Ok so there I this new guy at my work I think he is straight he doesn't come off gay in anyway but he is so sexy. He's for has great bone structure he has a sexy voice and I know I he's not gay but like I'm so infatuated I can't stop thinking of him he's so sexy when I saw him I immediately blanked out and I almost slipped. Ugh why!!! His voice is so sexy medium deep he's fit and he smells good ugh what do I do how do I get over this infatuation I have with him :help: ---------- Post added 30th Jan 2013 at 04:23 AM ---------- Every chance I had I would watch him stare at his ass an his crotch UGHHH WHYYY! And all the girls were talkin about him and they are prob going to get him THOES Lucky girls
I've come across people like that. There was this one guy who was so ridiculously good looking it was beyond humanly possible, like I thought he was a model or something, it was just unreal. It was purely shallow though (my attraction to him), I could't even speak properly when around him. The only way I got over him was when he moved to another country. Good luck getting over yours LOL
I don't know how I'm going to he's on my mind UGH it's not just a physical attraction he seems genuinely sweet and his voiceeeee OMG make me melt
hmmmmm well one could either move this forward of move this nowhere.

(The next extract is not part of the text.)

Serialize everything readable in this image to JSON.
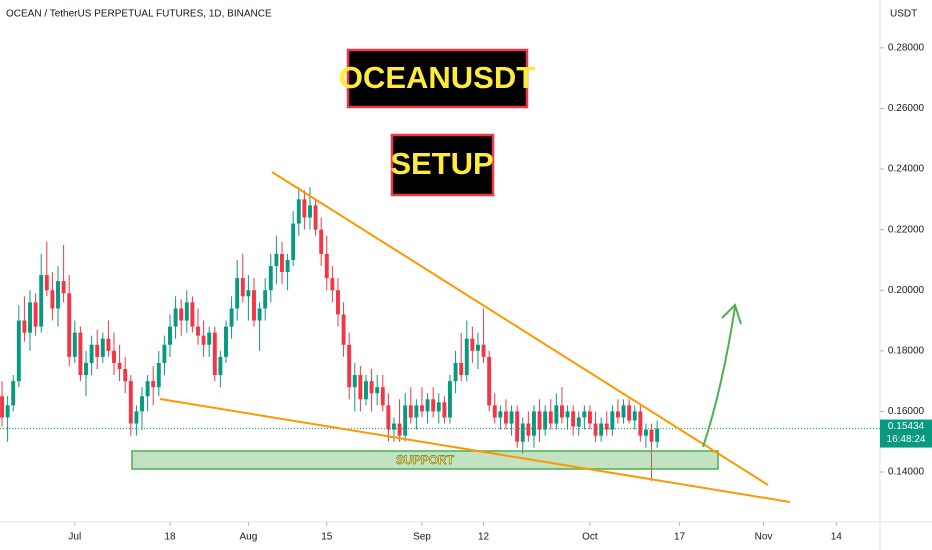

Since you feel so strongly about him, it would be nice to see it go forward. Maybe you should first try and find out if he's also gay, if no then game over pretend he's a murderer or something, or that he sells drugs to kids idk. If yes, then that's good news for you because you have your chance. Finding out if he's interested or not will be the difficult bit I know. Just don't rush, be patient, it could be a phase like mine was. Now when I think of the guy I'm like Really? I was that obsessed? I like this new person who I've only seen twice in my French class but I got lost in her eyes... Also, how would you describe his voice? I'm intrigued by this concept.